Emre Hantaloğlu: Sevgi, saygı ve dayanışma içerisinde çalışacak takımlar kurmaya çalıştım

Sektörün değerli isimlerine bugünkü başarılarının kilometre taşlarını sorduğumuz serimizin yeni konuğu Lenovo Türkiye Genel Müdürü Emre Hantaloğlu...

“Dünden bugüne baktığımda, iyi ki teknolojiye merakım varmış diyorum. Ve iyi ki kariyerimin kilometre taşlarını teknolojiyle bir bir örmüşüm. Bu yolda hiç vazgeçmeden, yolumdan hiç sapmadan adım adım yürümüşüm diyorum.” diyen  Lenovo Türkiye Genel Müdürü Emre Hantaloğlu, kariyer yolculuğundaki kilometre taşlarını ve tecrübelerini tüm samimiyetiyle paylaştı.

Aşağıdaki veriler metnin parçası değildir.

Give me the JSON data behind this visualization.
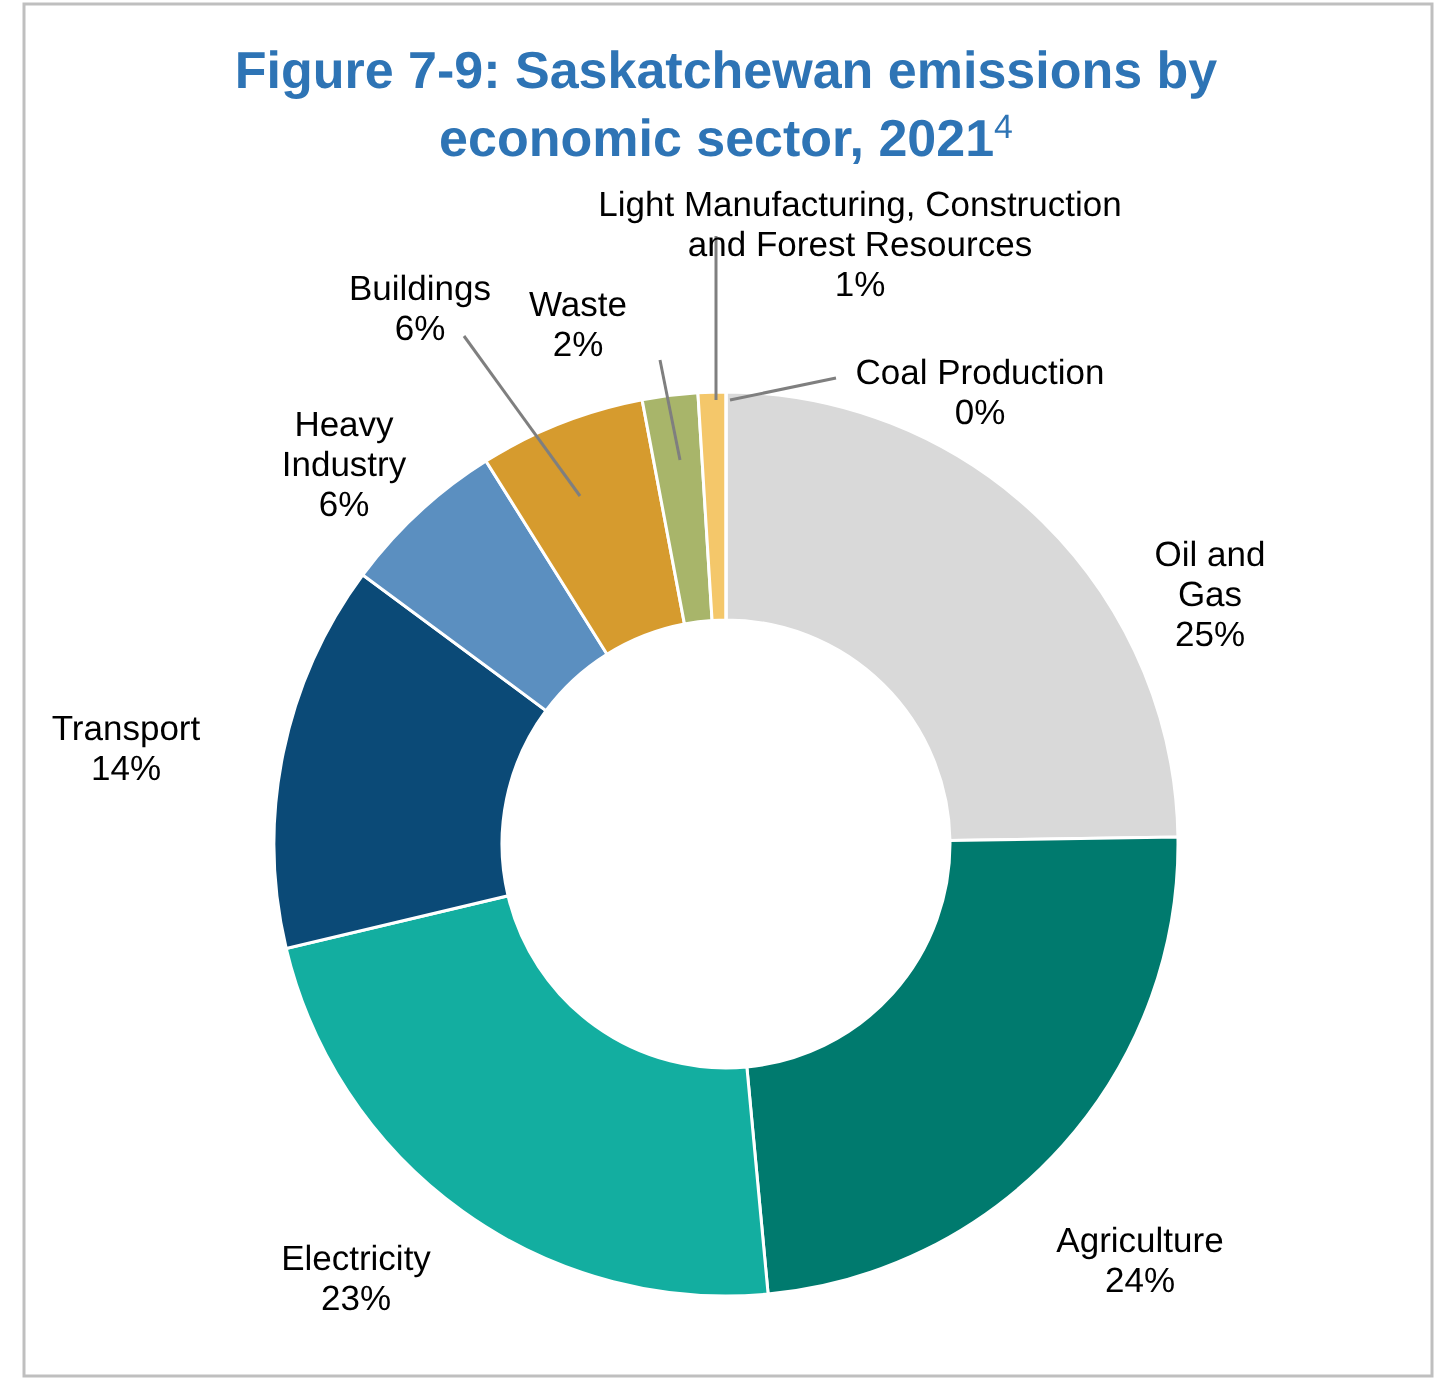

Teknoloji meraklısı iki kardeştik, ikimiz de şimdi bilişim sektöründeyiz
1973 İstanbul doğumluyum. Bir de kardeşim var. O da bilgi teknolojileri sektöründe. Teknoloji meraklısı iki kardeş olarak, kariyer serüvenimizi bu yolda çizdik. Dünden bugüne doğru bakınca, iyi ki teknolojiye merakım varmış diyorum. Ve iyi ki kariyerimin kilometre taşlarını teknolojiyle bir bir örmüşüm, bu yolda hiç vazgeçmeden, hiç sapmadan adım adım yürümüşüm diyorum. 

Eğitim hayatıma gelince, gerçekten hepsi birbirinden değerli eğitim kurumlarında eğitim almanın şansını yaşadım. Sırasıyla Doğuş Koleji, Yıldız Teknik Üniversitesi Elektrik Mühendisliği Bölümü ve de ABD’de University of Maine’de okudum. Burada Amerika’daki eğitimime ayrı bir parantez açmak isterim. ABD’deki eğitimimin getirdiklerinin yanı sıra oradaki hayat tecrübesi de bana birçok şeyler kattı.  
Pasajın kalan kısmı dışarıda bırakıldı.